Obesity is a middle-class issue

Children with wealthy, middle-class, working parents were more likely to be overweight than those from poor households, The Independent on Sunday said on July 22 2007. "The risk of childhood obesity soars in direct correlation with family income," the paper reported.

The stories are based on the findings of a large study looking at the health of children born into the new millennium and appear to show a link between maternal employment and childhood obesity. Women who return to work after the birth of their children "increase the risk of their offspring being overweight or obese", the newspaper stated.
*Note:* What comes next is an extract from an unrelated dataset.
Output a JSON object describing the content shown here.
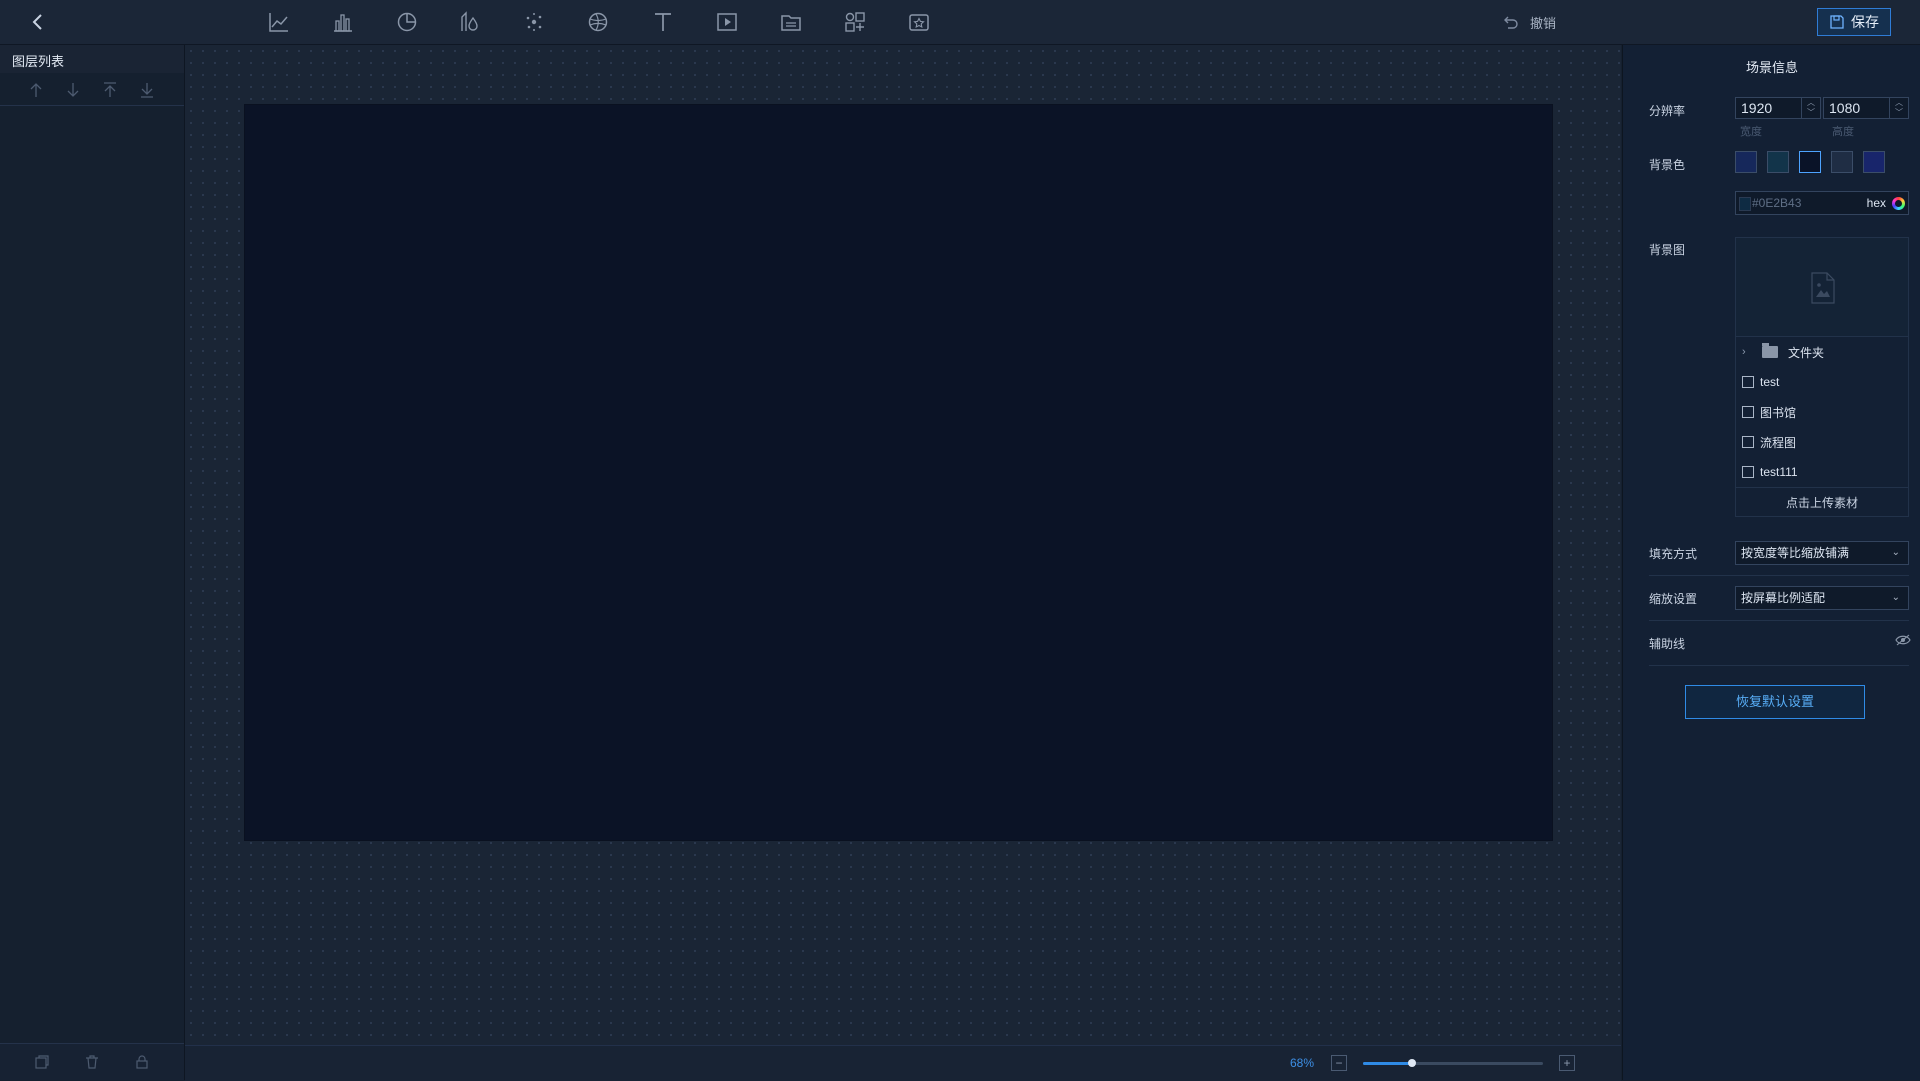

To look for any links between income, working hours and children’s weight, the study statistically adjusted for more than 15 potential confounding or mediating factors and, as such, these conclusions should be treated with caution.

Where did the story come from?

The study was conducted by Professor Summer Hawkins and colleagues of the Millennium Cohort Study Child Health Group based at the Institute of Child Health in London and was published in a peer-reviewed medical journal, International Journal of Obesity .

What kind of scientific study was this? 

The study was a large prospective cohort study of more than 13,100 children in the UK.

Children born between September 2000 and January 2002 were enrolled in the study when the child was aged 9 months. Families were sampled in a way that meant that those from disadvantaged areas and ethnic minority groups were not under-represented.

Parents (with the mother as the main respondent) were interviewed twice; first when their child was 9 months old and second when their child was 3 years old. Families were only included in the study if information was available on child height and weight and parental employment.

What were the results of the study?

The study found that children were more likely to be overweight at birth if their mother had been in “any kind of employment”. The likelihood of being overweight increased with longer working hours per week. Children where the income is £33,000 or more per year are 15% more likely to be overweight than those from lower income households.

What interpretations did the researchers draw from these results?

The researchers conclude that “long hours of maternal employment, rather than lack of money may impede young children’s access to healthy foods and physical activity”. They say that “policies supporting work-life balance may help parents reduce potential barriers”.

What does the NHS Knowledge Service make of this study?

This was a well-conducted, large prospective study that took into account many potential risk factors for being overweight in children. It provides preliminary results on the chances of pre-school children being overweight, depending on a variety of familial factors. There are some limitations to the interpretation of the study results:

  • The study was looking at the outcome of being "overweight", not specifically obesity. To conclude that the study was solely looking for causes of obesity would be a misinterpretation of the study’s intentions.
  • Odds ratios (the way the researchers have reported their results) should not be interpreted as a risk ratios (i.e. "decreases risk by" or "increases risk by"). The researchers do not present their risk figures, though they do say that when they calculated them "the rate ratios tended to be closer to one" – which represents no effect of the characteristic on the risk of being overweight in children. 
  • The study used complex statistical methods to adjust for various factors and the relationship between them. The link between income and working hours is not simple and needs further study. 
  • There are likely to be other factors related to income and hours worked that may affect the likelihood of being overweight in pre-school children. As a result, the policy implications of such a finding are unclear.

There are many social, environmental and individual behavioural factors that contribute to increasing rates of obesity; studies, such as this, which look for associations among the data and find them when adjusting for more than 15 potential confounding or mediating factors, should be treated with caution.

Sir Muir Gray adds…

The weight of children is influenced by many factors and in any single child the interplay of these factors, and the influence of genetics, means that it is not possible to identify a single factor that explains why this particular child is overweight or not.

Mothers and fathers need to think about what their children are doing when they are not there, and try to influence the choices and behaviour of children when they are not present. The longer the hours the parents have to work, the greater this challenge; all children need more exercise; some need a change in diet too.